L’écrivain algérien Yasmina Khadra a été invité d’honneur du Festival des écrivains qui s’est tenu du 17 au 19 avril 2013 à Prague. Dans un entretien que ce romancier célèbre a accordé à Radio Prague, il a parlé de sa vie, de sa famille et de ses romans qui reflètent les problèmes brûlants du monde actuel. Il a cherché également à rectifier l’image que la littérature actuelle nous donne de son Algérie natale. Voici la seconde partie de cet entretien :
« D’abord, je n’ai pas écrit que des romans policiers. J’ai écrit vingt-quatre romans dont seulement six romans policiers qui sont traduits aux Etats-Unis. Il est très rare de voir un roman européen traduit aux Etats-Unis et il est absolument impossible qu’un roman arabe soit traduit aux Etats-Unis.

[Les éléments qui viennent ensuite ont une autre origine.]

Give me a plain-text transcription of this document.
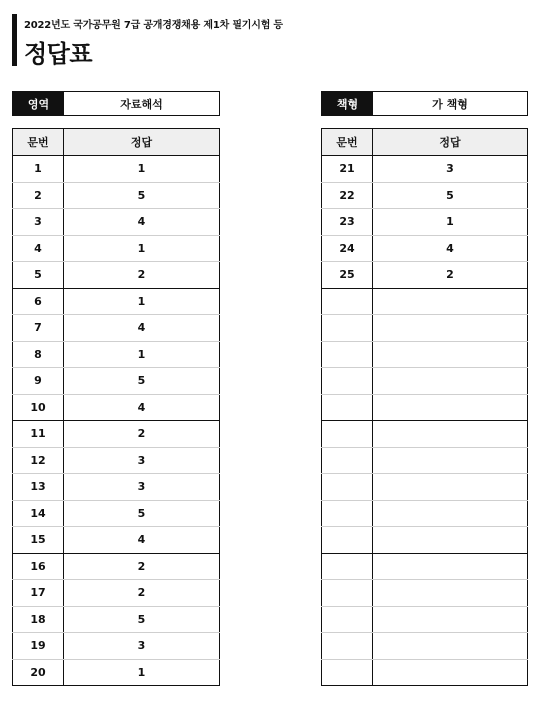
2022년도 국가공무원 7급 공개경쟁채용 제1차 필기시험 등
정답표
영역	자료해석	책형	가 책형
문번	정답
1	1
2	5
3	4
4	1
5	2
6	1
7	4
8	1
9	5
10	4
11	2
12	3
13	3
14	5
15	4
16	2
17	2
18	5
19	3
20	1
문번	정답
21	3
22	5
23	1
24	4
25	2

Cela veut dire que mes oeuvres apportent quelque chose, ce ne sont pas des romans policiers ordinaires, ce sont d’abord des œuvres littéraires qui parlent de choses très sérieuses mais comme le sujet était traumatisant, j’ai préféré, pour préserver le lecteur, adoucir un peu ma façon d’écrire.

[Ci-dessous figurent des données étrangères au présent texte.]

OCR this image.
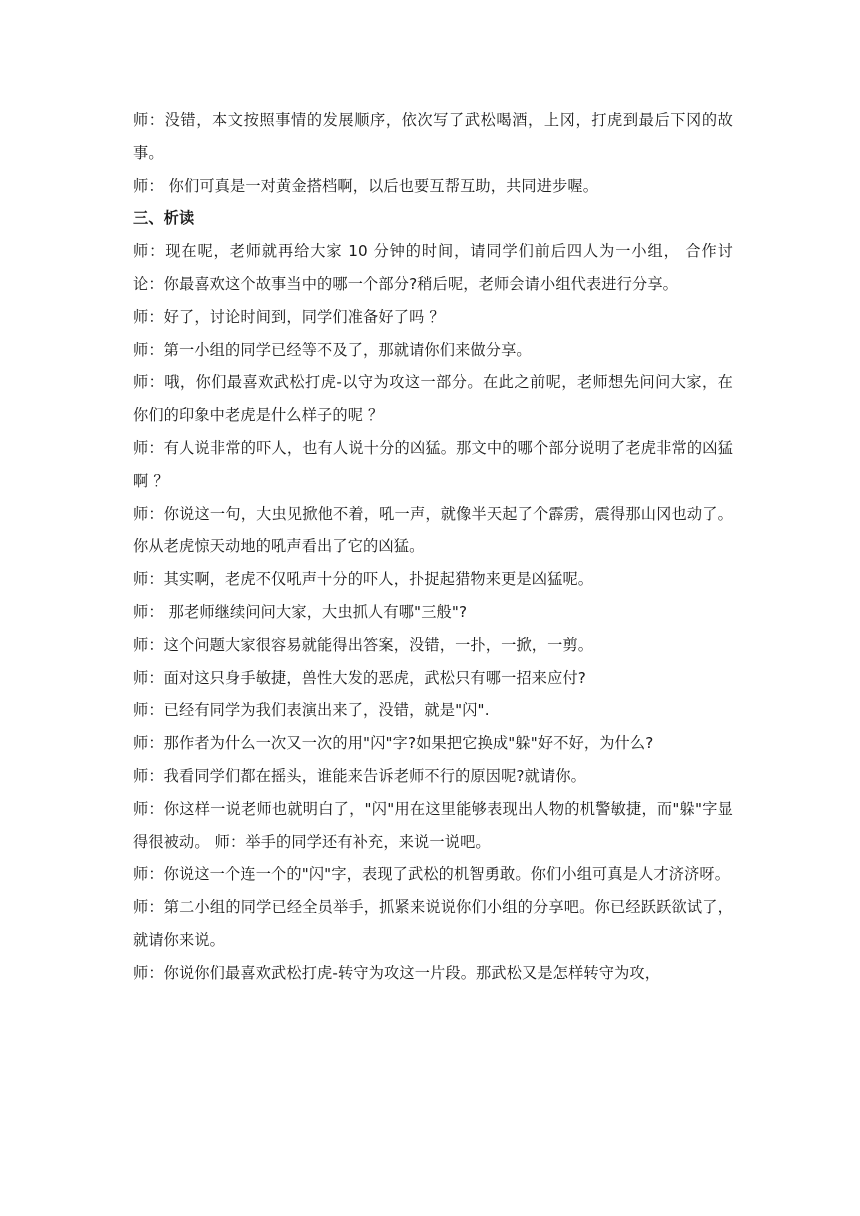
师：没错，本文按照事情的发展顺序，依次写了武松喝酒，上冈，打虎到最后下冈的故事。

师： 你们可真是一对黄金搭档啊，以后也要互帮互助，共同进步喔。

三、析读

师：现在呢，老师就再给大家 10 分钟的时间，请同学们前后四人为一小组， 合作讨论：你最喜欢这个故事当中的哪一个部分?稍后呢，老师会请小组代表进行分享。

师：好了，讨论时间到，同学们准备好了吗 ？

师：第一小组的同学已经等不及了，那就请你们来做分享。

师：哦，你们最喜欢武松打虎-以守为攻这一部分。在此之前呢，老师想先问问大家，在你们的印象中老虎是什么样子的呢 ？

师：有人说非常的吓人，也有人说十分的凶猛。那文中的哪个部分说明了老虎非常的凶猛啊 ？

师：你说这一句，大虫见掀他不着，吼一声，就像半天起了个霹雳，震得那山冈也动了。你从老虎惊天动地的吼声看出了它的凶猛。

师：其实啊，老虎不仅吼声十分的吓人，扑捉起猎物来更是凶猛呢。

师： 那老师继续问问大家，大虫抓人有哪"三般"?

师：这个问题大家很容易就能得出答案，没错，一扑，一掀，一剪。

师：面对这只身手敏捷，兽性大发的恶虎，武松只有哪一招来应付?

师：已经有同学为我们表演出来了，没错，就是"闪".

师：那作者为什么一次又一次的用"闪"字?如果把它换成"躲"好不好，为什么?

师：我看同学们都在摇头，谁能来告诉老师不行的原因呢?就请你。

师：你这样一说老师也就明白了，"闪"用在这里能够表现出人物的机警敏捷，而"躲"字显得很被动。 师：举手的同学还有补充，来说一说吧。

师：你说这一个连一个的"闪"字，表现了武松的机智勇敢。你们小组可真是人才济济呀。

师：第二小组的同学已经全员举手，抓紧来说说你们小组的分享吧。你已经跃跃欲试了，就请你来说。

师：你说你们最喜欢武松打虎-转守为攻这一片段。那武松又是怎样转守为攻，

Mais le roman policier n’a aucune espèce d’importance comme ‘la littérature blanche’ n’a aucune importance, si l’écrivain lui-même n’est pas important. Il ne suffit pas d’écrire ce qu’on appelle vulgairement ‘la littérature blanche’, il faut que l’auteur soit important. Et s’il l’est, il peut essayer tous les genres et intéresser un public très large. Ce ne sont pas les genres qui font la littérature mais les écrivains. »Pendant quelques années vous avez publié vos écrits sous le nom de votre femme. Puis vous avez révélé votre véritable identité mais vous vous appelez toujours Yasmina Khadra. Pourquoi ?
« Vous savez je n’ai pas la chance d’évoluer dans un pays démocratique où chacun peut écrire ce qu’il veut et assume ce qu’il écrit. J’étais dans un pays où l’écrivain n’était pas très encouragé. D’ailleurs jusqu’à aujourd’hui l’écrivain est un martyre, une espèce de forçat parce qu’il est obligé de faire tout un chemin de croix. Ce qui aggravait ma situation, c’est que j’étais dans l’armée. J’étais très surveillé. Et c’est ma femme qui m’a donné le courage d’opter pour un pseudonyme. J’ai choisi donc ses prénoms pour un pseudonyme pour ne jamais oublier l’apport, le soutien qu’elle m’a prodigué. Donc c’est par gratitude et par reconnaissance que je garde ses prénoms. Maintenant je suis très content que ce pseudonyme ait déjà son audience dans le monde et pour rien au monde je ne pourrais le changer. »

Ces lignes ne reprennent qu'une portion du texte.